Author here, if you are comfortable with filter/map/reduce, than JAQT doesn't provide much benefits, I agree. My target audience is developers who aren't that used to that. I've had much more success with junior developers using JAQT, then trying to get them to use map/reduce.
I like that it mimics SQL queries/filtering which is straightforward.
Typically I use something like JSONPath [1] (basically XPath for JSON) [2] or jq for this but having more options with other syntax and style is helpful.
For streamed JSON like NDJSON [3] there are some nice filtering options [4]
[1] https://en.wikipedia.org/wiki/JSONPath
[2] https://datatracker.ietf.org/doc/html/rfc9535
[3] https://github.com/ndjson/ndjson-spec
[4] https://github.com/mbostock/ndjson-cli?tab=readme-ov-file#fi...
Looks like .net Linq. Many js projects use lodash and variants, how do you compare that?
LINQ is much more sophisticated, translating as much of the query as possible to the target (server) language, like SQL. JAQT is not doing that. lodash, underscore, and others, had a great impact on javascript by introducing lots of functional paradigms. Most of that is now part of javascript itself. JAQT's main purpose is to allow you to filter arrays of objects and create custom objects, just like GraphQL. And be a bit easier to learn than Array.map/reduce/filter.
With JSON, sometimes you just need a fluent, permissive way to query objects that you don't already know a type structure for. This seems useful! I love JSONata for exploring json data, but it's more useful for static analysis than programming.
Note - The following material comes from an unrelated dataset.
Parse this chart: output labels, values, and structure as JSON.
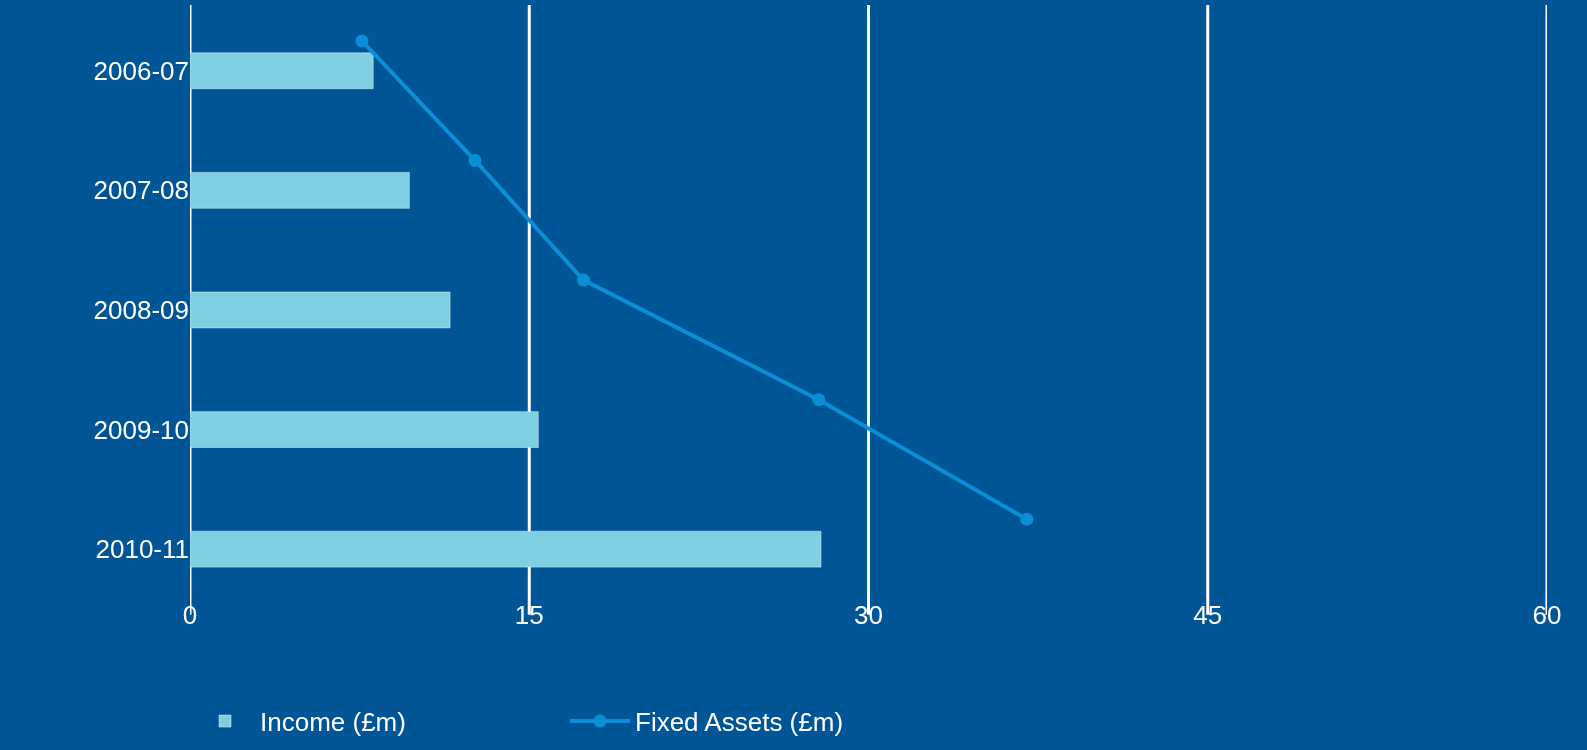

can a query like that be observable? so updating the array/object would cause the results to update?
AFAICT this library generates "flat" JSON objects. Wouldn't be too hard to implement it such that references to Javascript objects are instead returned, where some sort of callback could be invoked whenever the actual object is modified. I do rather like this "query engine" approach, too. It's a much cleaner interface IMO and doesn't seem to incur too much overhead either....
Dexie supports observable queries, but it operates on IndexedDB rather than plain JS objects: https://dexie.org/docs/liveQuery()#vanilla-js
I don't know if RxJS has run out of fashion, but that would give you observable js using map/filter/reduce etc.
Thanks. Looks really useful.
This is everything i wanted
For the same purpouse I ofter use this https://github.com/calmm-js/partial.lenses
There is another excellent write-up exploring the theory / use-cases for such libraries https://www.inkandswitch.com/cambria/ (and a corresponding library at https://github.com/inkandswitch/cambria-project)
In a similar vein is https://pbeshai.github.io/tidy/ which I've used for 3+ years. It's a really nice lightweight transformer.
I've also used https://github.com/uwdata/arquero once (better performance for large datasets).
any idea what does tidy uses internally? or is it iterating over entire array for every operation?